Nouveau tour de vis en Espagne

Le chef du gouvernement espagnol Mariano Rajoy, le 29 juin 2012 à Bruxelles[AFP/Archives]

L'Espagne, après avoir obtenu de Bruxelles un assouplissement de ses objectifs de réduction du déficit, va devoir redoubler d'efforts et présenter un nouveau plan d'économies, dont les grandes lignes devraient être annoncées mercredi par le chef du gouvernement Mariano Rajoy

Outre une première tranche de 30 milliards d'euros pour le secteur bancaire, les ministres des Finances de la zone euro ont accordé à l'Espagne un répit, en raison des difficultés du pays entré en récession au premier trimestre: un an supplémentaire, jusqu'en 2014, pour ramener son déficit public à moins de 3% du PIB.

L'objectif est désormais de réduire le déficit à 6,3% cette année contre 5,3% annoncé par le gouvernement espagnol, 4,5% en 2013 contre 3% prévu et 2,8% en 2014, a affirmé le commissaire européen aux Affaires économiques Olli Rehn, à l'issue de la réunion à Bruxelles.

Mais, a-t-il clairement dit, en échange, Madrid devra présenter d'ici à la fin du mois un plan d'ajustement pour 2013 et 2014.

Le Fonds monétaire international (FMI) et la commission européenne ont évoqué à plusieurs reprises ces conditions présentées comme des "recommandations", depuis que la zone euro s'est engagée le 9 juin à fournir une aide allant jusqu'à 100 milliards d'euros aux banques espagnoles.

Le FMI avait appelé le 15 juin l'Espagne à présenter un plan de réformes "clair et cohérent", parmi lesquelles une hausse de la TVA.

"En ce sens, la clef sera ce que va annoncer demain (mercredi) Mariano Rajoy et surtout vendredi le Conseil de Ministres", explique Daniel Pingarron, analyste de IG Market.

Le chef du gouvernement de droite doit en effet prononcer mercredi devant les députés un discours où il expliquera notamment le plan de sauvetage européen pour les banques.

Il a déjà annoncé samedi des décisions "très importantes" à venir en matière de réduction du déficit et de réformes structurelles. "Certaines seront prises en juillet et d'autres plus tard", avait-il ajouté, sans plus de précisions.

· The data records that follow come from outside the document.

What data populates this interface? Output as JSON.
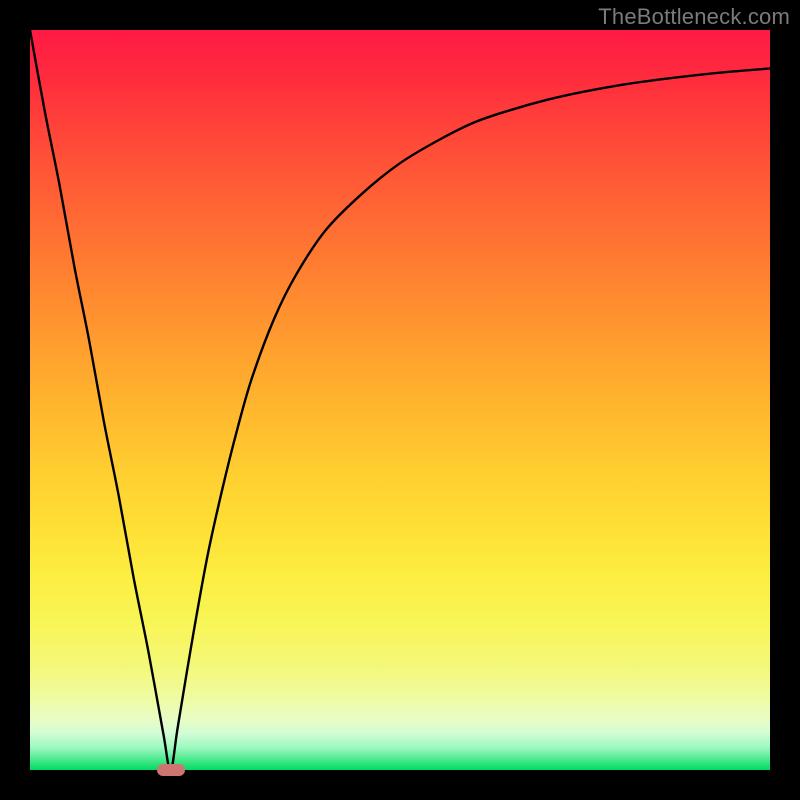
{
  "watermark": "TheBottleneck.com",
  "chart_data": {
    "type": "line",
    "title": "",
    "xlabel": "",
    "ylabel": "",
    "xlim": [
      0,
      100
    ],
    "ylim": [
      0,
      100
    ],
    "grid": false,
    "series": [
      {
        "name": "bottleneck-curve",
        "x": [
          0,
          2,
          4,
          6,
          8,
          10,
          12,
          14,
          16,
          18,
          19,
          20,
          22,
          24,
          26,
          28,
          30,
          33,
          36,
          40,
          45,
          50,
          55,
          60,
          65,
          70,
          75,
          80,
          85,
          90,
          95,
          100
        ],
        "values": [
          100,
          89,
          79,
          68,
          58,
          47,
          37,
          26,
          16,
          5,
          0,
          6,
          18,
          29,
          38,
          46,
          53,
          61,
          67,
          73,
          78,
          82,
          85,
          87.5,
          89.2,
          90.6,
          91.7,
          92.6,
          93.3,
          93.9,
          94.4,
          94.8
        ]
      }
    ],
    "marker": {
      "name": "optimal-point",
      "x": 19,
      "y": 0,
      "color": "#cf7471"
    },
    "background_gradient": {
      "top": "#ff1a44",
      "bottom": "#00db62"
    }
  }
}
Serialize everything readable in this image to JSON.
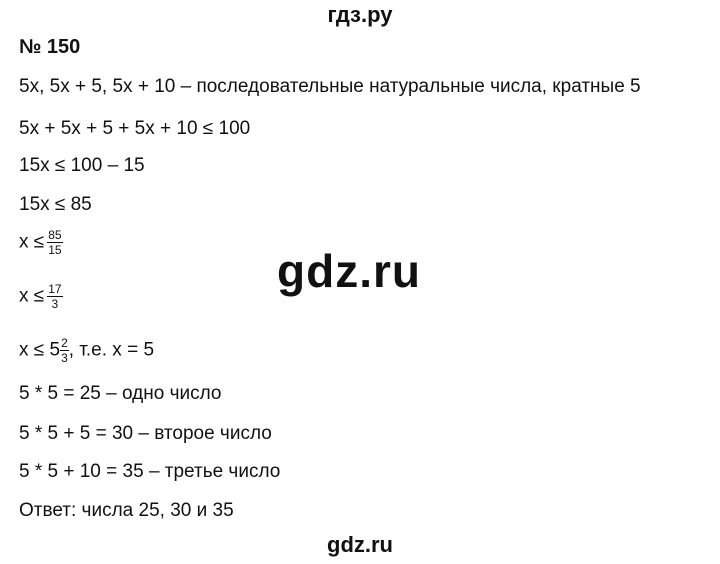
{
  "header": {
    "site": "гдз.ру"
  },
  "problem": {
    "number": "№ 150"
  },
  "lines": {
    "l1": "5x, 5x + 5, 5x + 10 – последовательные натуральные числа, кратные 5",
    "l2": "5x + 5x + 5 + 5x + 10 ≤ 100",
    "l3": "15x ≤ 100 – 15",
    "l4": "15x ≤ 85",
    "l5_prefix": "x ≤",
    "l5_num": "85",
    "l5_den": "15",
    "l6_prefix": "x ≤",
    "l6_num": "17",
    "l6_den": "3",
    "l7_prefix": "x ≤ 5",
    "l7_num": "2",
    "l7_den": "3",
    "l7_suffix": ", т.е. x = 5",
    "l8": "5 * 5 = 25 – одно число",
    "l9": "5 * 5 + 5 = 30 – второе число",
    "l10": "5 * 5 + 10 = 35 – третье число",
    "l11": "Ответ: числа 25, 30 и 35"
  },
  "watermark": {
    "center": "gdz.ru",
    "footer": "gdz.ru"
  }
}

"Il semble qu'il va y avoir une augmentation des taux de TVA réduite, pour tenter d'augmenter les recettes fiscales. Mais surtout il va y avoir une réduction importante des dépenses, via l'administration", explique Daniel Pingarron.

Selon lui, "il va y avoir une réduction des salaires de fonctionnaires et des effectifs dans divers organismes".

"C'est le paquet principal de mesures que le gouvernement va présenter vendredi et avec lequel il espère réduire le déficit de 30 à 40 milliards d'euros entre cette année et l'année prochaine", poursuit-il, évoquant également une augmentation des péages routiers ou d'autres taxes.

Après l'avoir rejeté pendant des semaines, le ministre du Budget, Cristobal Montoro, a d'ailleurs admis implicitement lundi cette future augmentation de la TVA, rendue nécessaire selon lui par le manque à gagner important que représente le travail au noir dans l'économie espagnole (environ 20% du PIB, selon différentes estimations).

"Ce débat sur la nécessité ou non d'augmenter la TVA n'existerait pas autant si cette économie souterraine n'existait pas", a déclaré M. Montoro, qualifiant l'économie parallèle de "sport national" en Espagne.

Le ministre a également évoqué un allongement de la journée de travail des fonctionnaires.

A peine adopté, le budget 2012 de l'Etat central, déjà d'une rigueur historique, va donc devoir subir un nouveau tour de vis, alors qu'il visait déjà à récupérer 27,3 milliards d'euros entre économies et nouvelles recettes.

Le reste de l'effort vient surtout des régions et des villes, à la santé financière fragile depuis l'éclatement de la bulle immobilière en 2008, qui ont présenté des plans d'austérité pour récupérer 18 milliards d'euros.

Le gouvernement prévoit également des économies de 10 milliards d'euros par an dans les secteurs sensibles de la santé et de l'éducation.